Police investigating the disappearance of Suzy Lamplugh said yesterday they "had made a significant step towards a prosecution" after handing new evidence to the Crown Prosecution Service.

Miss Lamplugh was a 25-year-old estate agent when she was last seen in July 1986 after going to show a house in Fulham, west London, to a man calling himself Mr Kipper. Her body has never been found, and she was formally declared dead in 1994, but the police reopened the case two years ago.

A Scotland Yard spokesman said yesterday: "We can confirm that a file in relation to the case has today been submitted to the CPS. No one has been arrested or charged today but the move is a significant step towards a prosecution."

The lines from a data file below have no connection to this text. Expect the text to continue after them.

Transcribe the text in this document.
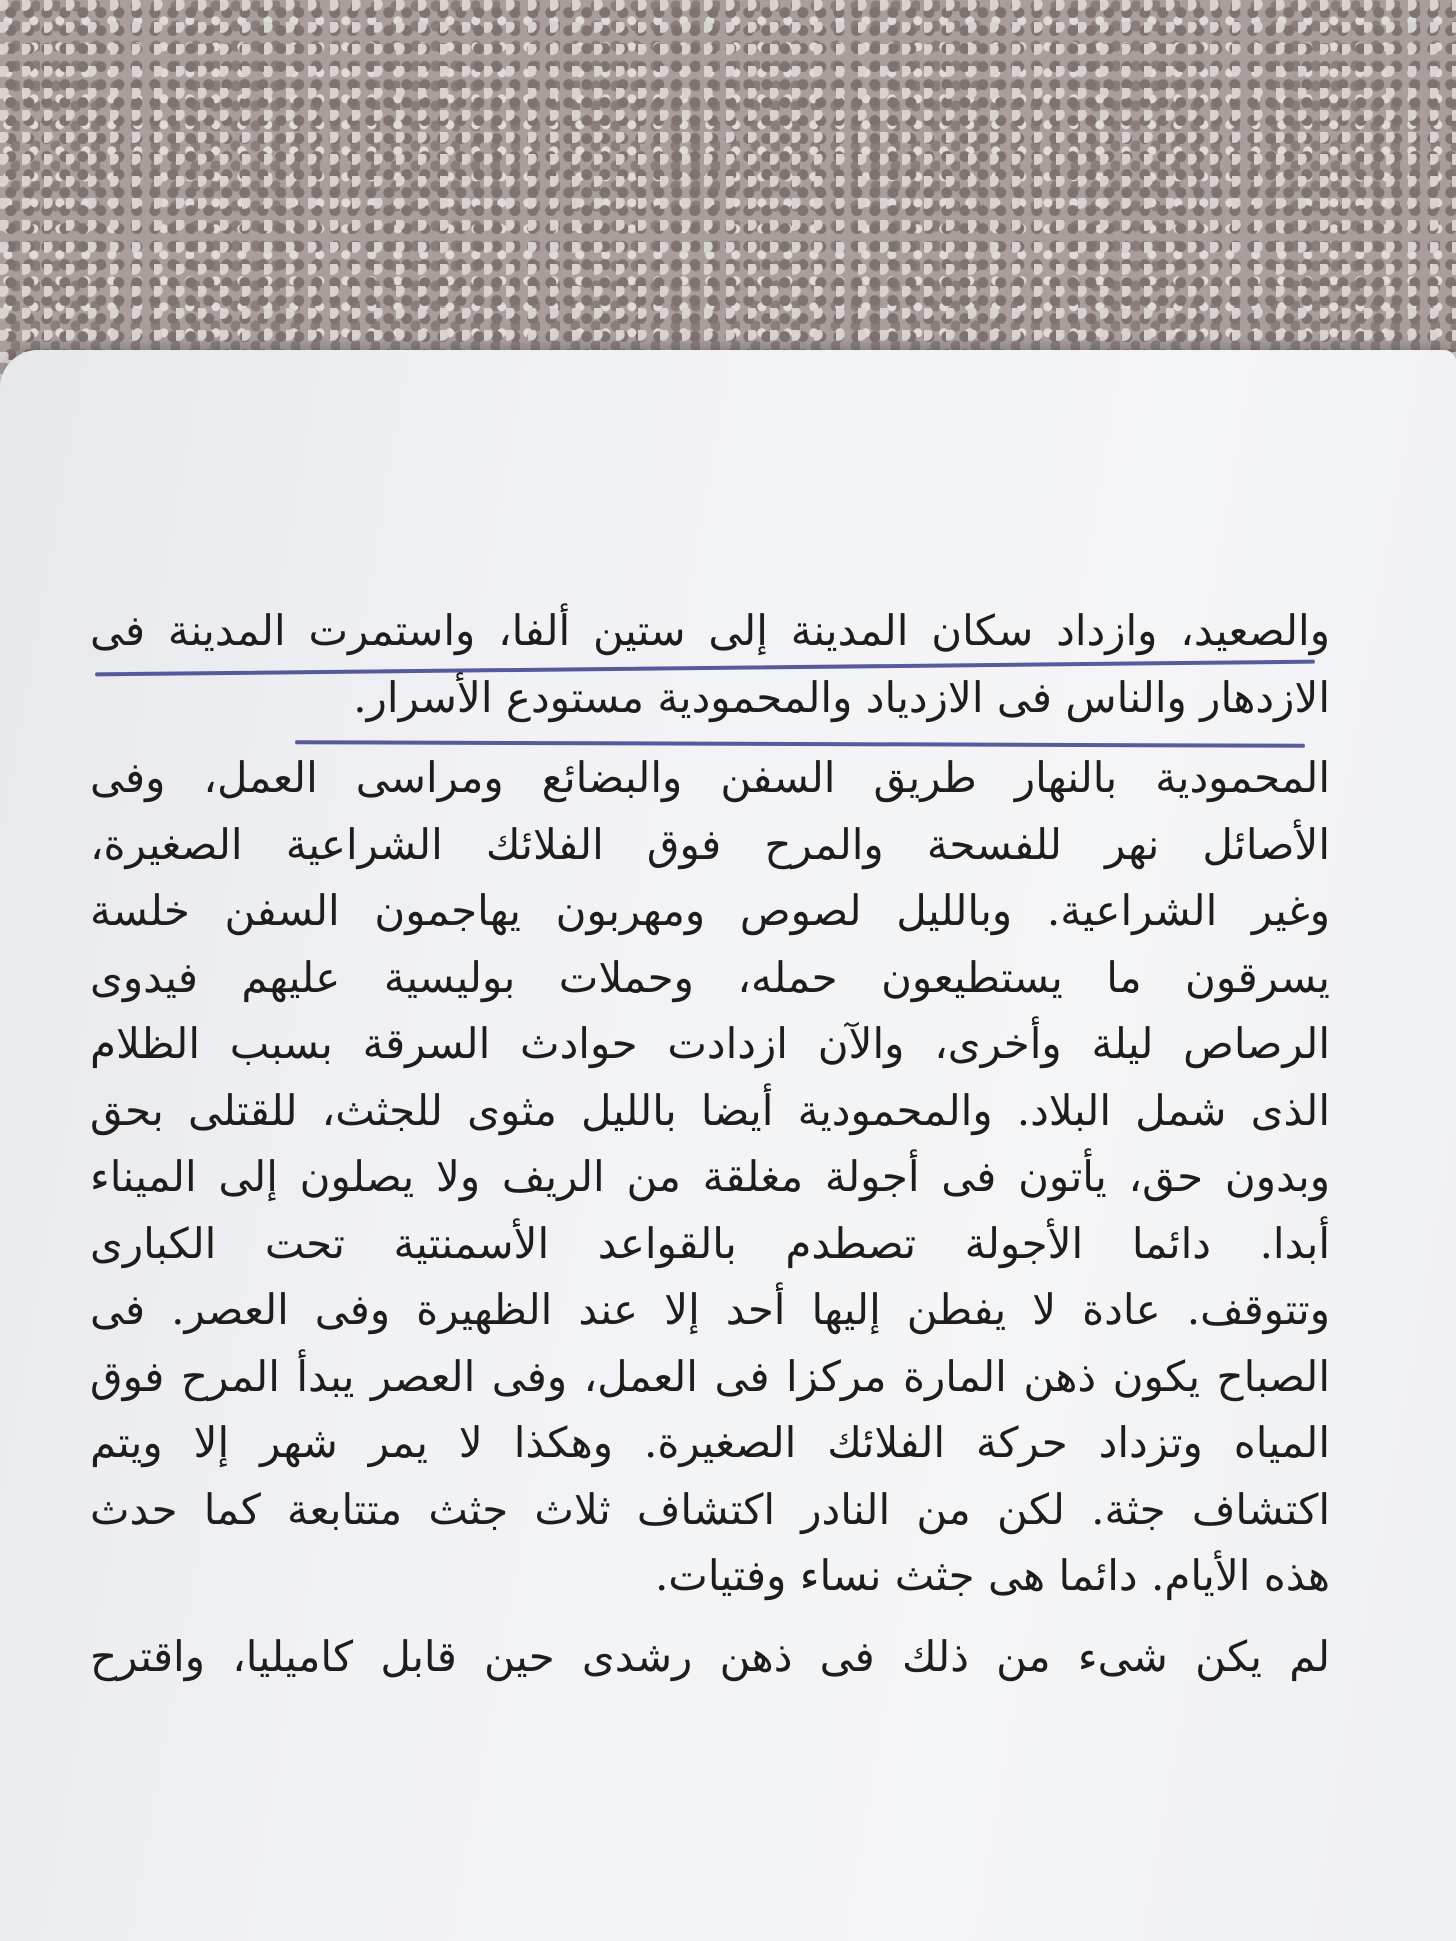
والصعيد، وازداد سكان المدينة إلى ستين ألفا، واستمرت المدينة فى
الازدهار والناس فى الازدياد والمحمودية مستودع الأسرار.
المحمودية بالنهار طريق السفن والبضائع ومراسى العمل، وفى
الأصائل نهر للفسحة والمرح فوق الفلائك الشراعية الصغيرة،
وغير الشراعية. وبالليل لصوص ومهربون يهاجمون السفن خلسة
يسرقون ما يستطيعون حمله، وحملات بوليسية عليهم فيدوى
الرصاص ليلة وأخرى، والآن ازدادت حوادث السرقة بسبب الظلام
الذى شمل البلاد. والمحمودية أيضا بالليل مثوى للجثث، للقتلى بحق
وبدون حق، يأتون فى أجولة مغلقة من الريف ولا يصلون إلى الميناء
أبدا. دائما الأجولة تصطدم بالقواعد الأسمنتية تحت الكبارى
وتتوقف. عادة لا يفطن إليها أحد إلا عند الظهيرة وفى العصر. فى
الصباح يكون ذهن المارة مركزا فى العمل، وفى العصر يبدأ المرح فوق
المياه وتزداد حركة الفلائك الصغيرة. وهكذا لا يمر شهر إلا ويتم
اكتشاف جثة. لكن من النادر اكتشاف ثلاث جثث متتابعة كما حدث
هذه الأيام. دائما هى جثث نساء وفتيات.
لم يكن شىء من ذلك فى ذهن رشدى حين قابل كاميليا، واقترح
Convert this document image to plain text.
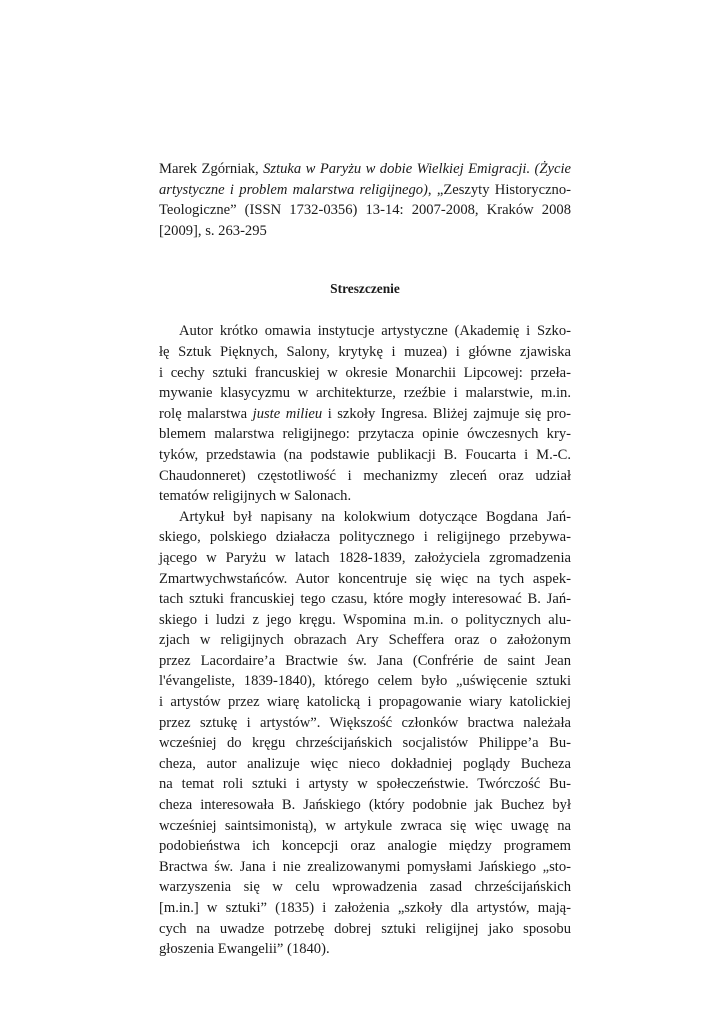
Marek Zgórniak, Sztuka w Paryżu w dobie Wielkiej Emigracji. (Życie
artystyczne i problem malarstwa religijnego), „Zeszyty Historyczno-
Teologiczne” (ISSN 1732-0356) 13-14: 2007-2008, Kraków 2008
[2009], s. 263-295
Streszczenie
Autor krótko omawia instytucje artystyczne (Akademię i Szko-
łę Sztuk Pięknych, Salony, krytykę i muzea) i główne zjawiska
i cechy sztuki francuskiej w okresie Monarchii Lipcowej: przeła-
mywanie klasycyzmu w architekturze, rzeźbie i malarstwie, m.in.
rolę malarstwa juste milieu i szkoły Ingresa. Bliżej zajmuje się pro-
blemem malarstwa religijnego: przytacza opinie ówczesnych kry-
tyków, przedstawia (na podstawie publikacji B. Foucarta i M.-C.
Chaudonneret) częstotliwość i mechanizmy zleceń oraz udział
tematów religijnych w Salonach.
Artykuł był napisany na kolokwium dotyczące Bogdana Jań-
skiego, polskiego działacza politycznego i religijnego przebywa-
jącego w Paryżu w latach 1828-1839, założyciela zgromadzenia
Zmartwychwstańców. Autor koncentruje się więc na tych aspek-
tach sztuki francuskiej tego czasu, które mogły interesować B. Jań-
skiego i ludzi z jego kręgu. Wspomina m.in. o politycznych alu-
zjach w religijnych obrazach Ary Scheffera oraz o założonym
przez Lacordaire’a Bractwie św. Jana (Confrérie de saint Jean
l'évangeliste, 1839-1840), którego celem było „uświęcenie sztuki
i artystów przez wiarę katolicką i propagowanie wiary katolickiej
przez sztukę i artystów”. Większość członków bractwa należała
wcześniej do kręgu chrześcijańskich socjalistów Philippe’a Bu-
cheza, autor analizuje więc nieco dokładniej poglądy Bucheza
na temat roli sztuki i artysty w społeczeństwie. Twórczość Bu-
cheza interesowała B. Jańskiego (który podobnie jak Buchez był
wcześniej saintsimonistą), w artykule zwraca się więc uwagę na
podobieństwa ich koncepcji oraz analogie między programem
Bractwa św. Jana i nie zrealizowanymi pomysłami Jańskiego „sto-
warzyszenia się w celu wprowadzenia zasad chrześcijańskich
[m.in.] w sztuki” (1835) i założenia „szkoły dla artystów, mają-
cych na uwadze potrzebę dobrej sztuki religijnej jako sposobu
głoszenia Ewangelii” (1840).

CPS lawyers will now assess the evidence to see if a prosecution can be brought. Last year a 46-year-old man was arrested over the abduction.

In the year of Miss Lamplugh's disappearance, her mother, Diana, formed the Suzy Lamplugh Trust to promote personal safety. She was appointed OBE in 1992.

The family said last night: "The case has remained unsolved for 15 years and we feel confident that we are getting closer to knowing what happened to Suzy."

The Lamplugh investigation has examined thousands of lines of inquiry, and the case files amount to more than a million words.

Forensic science officers have searched sites around the country looking for the body. They are DNA-testing 800 unidentified bodies found over the past 16 years.

The police operation also included an appeal on BBC1's Crimewatch last summer that focused on finding a man called David Tucker, who was known to have been in the Bristol area in the late 1980s. He was not a suspect but was thought to have important information.